Lastly, we interpreted the effects of emotional interference as a measure of selective attention, because this condition requires the attentional selection of relevant features while ignoring competing information. However, these findings cannot be readily generalized to other selective attention tasks. The emotional component might be critical in interfering with attentional processing, as corticosteroids have been shown to exert more prominent effects on the processing of emotional compared to neutral information (Roozendaal et al., 2006). Therefore, future studies are necessary to determine whether the rapid effects of corticosteroids can be regarded as generally or emotion-specifically interfering with the neural processing of selective attention.
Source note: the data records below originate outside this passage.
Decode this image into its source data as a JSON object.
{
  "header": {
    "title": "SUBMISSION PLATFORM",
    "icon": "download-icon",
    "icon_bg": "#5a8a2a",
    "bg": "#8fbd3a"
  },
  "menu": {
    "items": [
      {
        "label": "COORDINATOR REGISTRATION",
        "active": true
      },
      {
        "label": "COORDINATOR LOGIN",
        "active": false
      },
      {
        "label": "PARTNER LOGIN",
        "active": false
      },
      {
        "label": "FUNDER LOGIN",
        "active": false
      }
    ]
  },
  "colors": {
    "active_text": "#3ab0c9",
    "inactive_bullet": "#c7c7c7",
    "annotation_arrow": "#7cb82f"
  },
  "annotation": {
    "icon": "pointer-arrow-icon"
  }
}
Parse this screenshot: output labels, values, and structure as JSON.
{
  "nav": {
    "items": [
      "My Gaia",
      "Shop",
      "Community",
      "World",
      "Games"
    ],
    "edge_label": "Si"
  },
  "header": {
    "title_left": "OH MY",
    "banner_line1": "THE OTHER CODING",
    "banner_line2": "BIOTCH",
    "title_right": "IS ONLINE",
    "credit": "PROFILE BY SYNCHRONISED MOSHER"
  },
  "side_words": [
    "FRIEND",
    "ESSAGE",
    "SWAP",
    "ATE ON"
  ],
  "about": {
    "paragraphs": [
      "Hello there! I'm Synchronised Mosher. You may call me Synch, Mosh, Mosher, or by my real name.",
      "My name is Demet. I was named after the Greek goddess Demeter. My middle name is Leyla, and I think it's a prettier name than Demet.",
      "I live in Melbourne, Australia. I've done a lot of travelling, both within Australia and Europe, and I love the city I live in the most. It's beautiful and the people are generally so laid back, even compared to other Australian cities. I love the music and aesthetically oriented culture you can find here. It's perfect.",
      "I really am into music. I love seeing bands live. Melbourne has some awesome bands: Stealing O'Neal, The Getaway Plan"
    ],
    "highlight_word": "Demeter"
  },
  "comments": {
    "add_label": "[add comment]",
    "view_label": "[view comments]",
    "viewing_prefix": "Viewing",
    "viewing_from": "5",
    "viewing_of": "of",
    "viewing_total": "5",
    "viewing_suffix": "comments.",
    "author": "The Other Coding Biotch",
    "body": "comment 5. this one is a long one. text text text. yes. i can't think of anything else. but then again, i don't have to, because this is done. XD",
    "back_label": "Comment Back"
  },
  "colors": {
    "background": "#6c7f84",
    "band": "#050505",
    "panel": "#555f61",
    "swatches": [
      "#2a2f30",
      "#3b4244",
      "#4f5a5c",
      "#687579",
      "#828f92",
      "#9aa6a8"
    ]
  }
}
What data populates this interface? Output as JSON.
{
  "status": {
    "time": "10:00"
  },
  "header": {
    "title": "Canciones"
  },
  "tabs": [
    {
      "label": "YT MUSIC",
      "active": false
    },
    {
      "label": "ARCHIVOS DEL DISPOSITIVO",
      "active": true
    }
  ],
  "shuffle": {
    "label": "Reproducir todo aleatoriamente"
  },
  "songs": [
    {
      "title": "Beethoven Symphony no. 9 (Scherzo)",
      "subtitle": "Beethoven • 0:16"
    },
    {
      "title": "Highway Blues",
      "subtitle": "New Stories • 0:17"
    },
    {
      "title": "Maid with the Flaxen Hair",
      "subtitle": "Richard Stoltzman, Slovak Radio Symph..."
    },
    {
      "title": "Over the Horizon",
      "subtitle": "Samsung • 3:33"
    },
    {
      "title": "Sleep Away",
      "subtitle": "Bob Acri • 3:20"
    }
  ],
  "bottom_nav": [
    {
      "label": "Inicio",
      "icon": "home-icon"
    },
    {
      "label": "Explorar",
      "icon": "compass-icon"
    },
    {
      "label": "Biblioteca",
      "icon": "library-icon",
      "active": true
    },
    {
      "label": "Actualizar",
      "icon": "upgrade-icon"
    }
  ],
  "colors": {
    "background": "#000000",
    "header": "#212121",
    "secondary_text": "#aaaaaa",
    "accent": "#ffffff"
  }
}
In conclusion, these results suggest that the rapid effects of corticosteroids increase emotional interference and selective attention. Although increased susceptibility to interference, and thus impaired selective attention, is often seen as a maladaptive response of attenuating higher-cognitive function, it is first and foremost a highly adaptive response in threatening situations. Wide-spread, unfocussed attention might contribute to the detection of potential threats in the environment (Aston-Jones and Cohen, 2005), enhancing an organism's chances of survival. Moreover, it might have beneficial effects on memory processing (Henckens et al., 2009), since additional environmental cues can also be encoded during a salient event. Normalization some time after the stressful event is equally important. When not properly regulated, the increased processing of irrelevant emotional input due to combined corticosteroid and noradrenergic actions as well as the lack of normalization can be detrimental. Patients with stress-related disorders such as depression and PTSD are known to be compromised in their capability to suppress emotional irrelevant information (Paunovi et al., 2002; Mitterschiffthaler et al., 2008), which is thought to reflect their attentional bias toward negative emotional information (Williams et al., 1996). Notably, these illnesses are characterized by aberrant corticosteroid signaling (Yehuda et al., 2001). Our results provide thus a mechanistic account for these problems with attention and emotional interference, by showing that the rapid effects of corticosteroids interfere with amygdala function, and the slow effects modulate the neural correlates of sustained attention.

Conflict of interest statement

The authors declare that the research was conducted in the absence of any commercial or financial relationships that could be construed as a potential conflict of interest.